Diabetes in de kinderopvang

Pedagogisch medewerkers mogen kinderen met diabetes insuline toedienen, wanneer zij daar zelf geen bezwaar tegen hebben. Het mag niet in opdracht van de werkgever gebeuren.

Dat blijkt uit een verkenning van de ministeries van OCW en VWS, uitgevoerd in opdracht van minister Asscher van SZW. Kinderen met diabetes zouden dus kunnen worden opgevangen in de reguliere kinderopvang.

Om de toegang voor kinderen met diabetes tot de kinderopvang te bevorderen hebben de ministeries een verkenning uitgevoerd. Hieruit komt naar voren dat een handeling, zoals het toedienen van insuline, niet als voorbehouden handeling hoeft te worden aangemerkt, wanneer deze handeling niet beroepsmatig wordt uitgevoerd. Voorbehouden handelingen zijn risicovolle, medische handelingen die alleen door bevoegde zorgverleners mogen worden uitgevoerd. Onder bepaalde voorwaarden mag een pedagogisch medewerker deze handelingen wel uitvoeren.

Daarbij is van belang dat:

  • er sprake is van een vrijwillige basis (de pedagogisch medewerker heeft niet de opdracht gekregen om deze handeling te verrichten, ouders kunnen er om vragen);
  • er goede afspraken met de ouders zijn gemaakt;
  • de handeling niet wordt verricht in opdracht van de werkgever.

Uit de praktijk blijkt dat kinderopvangorganisaties en ouders zelf ook tot goede oplossingen komen door bijv. het inzetten van wijkverpleegkundigen of dichtbij zijnde huisartsen, personen uit de omgeving die ervaring hebben met diabeteszorg of de ouder die zelf oproepbaar is. Kinderen vanaf 8 jaar die naar de BSO gaan zijn meestal zelf in staat om goed aan te geven wanneer er iets mis dreigt te gaan, of zij kunnen zelf de diabeteshandelingen doen.

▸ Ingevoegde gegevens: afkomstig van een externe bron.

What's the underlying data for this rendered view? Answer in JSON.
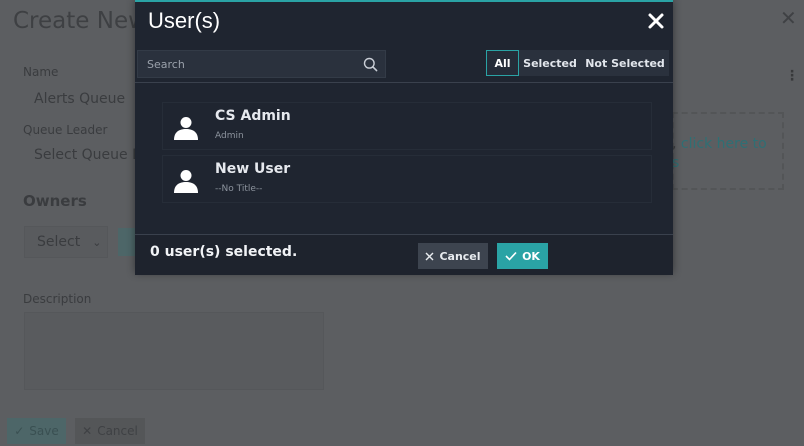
{
  "background": {
    "title": "Create New",
    "name_label": "Name",
    "name_value": "Alerts Queue",
    "leader_label": "Queue Leader",
    "leader_value": "Select Queue Le",
    "owners_label": "Owners",
    "owners_select": "Select",
    "description_label": "Description",
    "link_prefix": ",",
    "link_text": "click here to",
    "link_text2": "s",
    "save_label": "Save",
    "cancel_label": "Cancel"
  },
  "modal": {
    "title": "User(s)",
    "search": {
      "placeholder": "Search"
    },
    "filters": {
      "all": "All",
      "selected": "Selected",
      "not_selected": "Not Selected",
      "active": "All"
    },
    "users": [
      {
        "name": "CS Admin",
        "subtitle": "Admin"
      },
      {
        "name": "New User",
        "subtitle": "--No Title--"
      }
    ],
    "footer": {
      "selected_count": "0 user(s) selected.",
      "cancel_label": "Cancel",
      "ok_label": "OK"
    }
  },
  "colors": {
    "accent": "#2aa3a5",
    "modal_bg": "#1f2530",
    "overlay": "#5c5e61"
  },
  "icons": [
    "close-icon",
    "search-icon",
    "user-icon",
    "check-icon"
  ]
}
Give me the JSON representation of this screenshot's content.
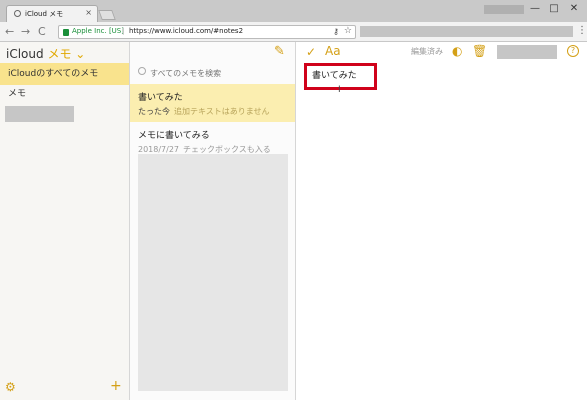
{
  "browser": {
    "tab_title": "iCloud メモ",
    "tab_close": "×",
    "window_controls": {
      "minimize": "—",
      "maximize": "□",
      "close": "✕"
    },
    "nav": {
      "back": "←",
      "forward": "→",
      "reload": "C"
    },
    "address_bar": {
      "secure_label": "Apple Inc. [US]",
      "separator": "|",
      "url": "https://www.icloud.com/#notes2"
    },
    "icons": {
      "key": "⚷",
      "star": "☆",
      "menu": "⋮"
    }
  },
  "sidebar": {
    "app_name": "iCloud",
    "section_name": "メモ",
    "chevron": "⌄",
    "items": [
      {
        "label": "iCloudのすべてのメモ",
        "selected": true
      },
      {
        "label": "メモ",
        "selected": false
      }
    ],
    "settings_icon": "⚙",
    "add_icon": "+"
  },
  "note_list": {
    "compose_icon": "✎",
    "search_placeholder": "すべてのメモを検索",
    "notes": [
      {
        "title": "書いてみた",
        "time": "たった今",
        "preview": "追加テキストはありません",
        "selected": true
      },
      {
        "title": "メモに書いてみる",
        "time": "2018/7/27",
        "preview": "チェックボックスも入る",
        "selected": false
      }
    ]
  },
  "editor": {
    "checklist_icon": "✓",
    "format_label": "Aa",
    "status_label": "編集済み",
    "share_icon": "◐",
    "trash_icon": "🗑",
    "help_label": "?",
    "note_title": "書いてみた",
    "cursor_glyph": "I"
  },
  "colors": {
    "accent": "#d4a017",
    "selection": "#f9e38d",
    "highlight_box": "#d0021b"
  }
}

Daarentegen stelt minister Asscher ook vast er dat niet voor alle gevallen een oplossing is. Het komt voor dat een kinderopvangorganisatie een kind met diabetes weigert omdat zij de risico’s te groot achten (aansprakelijkheidsverzekering dekt dit bijv. niet) en/of omdat de opvang van het kind met diabetes te veel van de organisatie vergt.

Als de kinderopvangorganisatie een kind met diabetes weigert of de overeenkomst opzegt, moet de organisatie dit wel goed beargumenteren. Wanneer de risico’s zeer beperkt zijn en de extra inspanning van de organisatie gering is, kan de weigering als niet redelijk of billijk worden beschouwd.

Als ouders en de kinderopvangorganisatie er niet uit komen, kunnen zij het weigeren of het opzeggen van de overeenkomst voorleggen aan de Geschillencommissie Kinderopvang en Peuterspeelzalen, die daarover een (bindende) uitspraak kan doen.